Fox-Genovese also wrote scholarly and popular works on feminism. Through her writings, she alienated many feminists but attracted many women who may have considered themselves conservative feminists. Princeton University history professor Sean Wilentz said, "She probably did more for the conservative women's movement than anyone... [Her] voice came from inside the academy and updated the ideas of the conservative women's movement. She was one of their most influential intellectual forces." Fox-Genovese reportedly had no patience with the cultural feminist trend of viewing women and men as possessing completely different values, and she criticized the idea that women's natural instincts and experience of oppression gave them a superior capacity for justice and mercy. For this, she had been labeled by Cathy Young as an "antifeminist".

==Honors==
- 2003, National Humanities Medal
- Cardinal Wright Award from the Fellowship of Catholic Scholars
- Doctor of Letters from Millsaps College
- C. Hugh Holman Prize from the Society for Southern Literature
- ACLS & Ford Foundation Fellowship

==Selected writings==
- "The Origins of Physiocracy: Economic Revolution and Social Order in Eighteenth-century France" (1976).
- Fruits of Merchant Capital: Slavery and Bourgeois Property in the Rise and Expansion of Capitalism, New York/ York: Oxford University Press, 1983. ISBN 978-0-19-503157-7 (with Eugene D. Genovese)
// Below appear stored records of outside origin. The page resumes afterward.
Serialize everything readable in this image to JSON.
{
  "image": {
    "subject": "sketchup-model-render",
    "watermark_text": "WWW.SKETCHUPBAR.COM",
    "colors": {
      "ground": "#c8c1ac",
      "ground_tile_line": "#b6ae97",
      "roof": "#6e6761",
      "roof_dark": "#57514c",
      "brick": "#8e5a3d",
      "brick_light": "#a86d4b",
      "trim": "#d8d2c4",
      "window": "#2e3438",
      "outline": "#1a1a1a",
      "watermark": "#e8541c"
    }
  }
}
- Within the Plantation Household: Black and White Women of the Old South, series on Gender and American Culture, Chapel Hill, NC: University of North Carolina Press, 1988. ISBN 978-0-8078-4232-4
- Feminism Without Illusions: A Critique of Individualism, University of North Carolina Press, 1991. ISBN 978-0-8078-4372-7
- "Feminism Is Not the Story of My Life": How Today's Feminist Elite Has Lost Touch with the Real Concerns of Women, Anchor reprint, 1996 ISBN 978-0-385-46791-9
- The Mind of the Master Class: History and Faith in the Southern Slaveholders' Worldview Cambridge University Press, 2005. ISBN 978-0-521-61562-4 (with Eugene D. Genovese)
- Posthumous publications
- Marriage: The Dream that Refuses to Die, Wilmington, DE: ISI Books, 2008. ISBN 978-1-933859-62-0
- Slavery in White and Black: Class and Race in the Southern Slaveholders' New World Order, Cambridge University Press, 2008. ISBN 978-0-521-89700-6 (with Eugene D. Genovese
- "History and Women, Culture and Faith: Selected Writings" (2011) (5 vols.)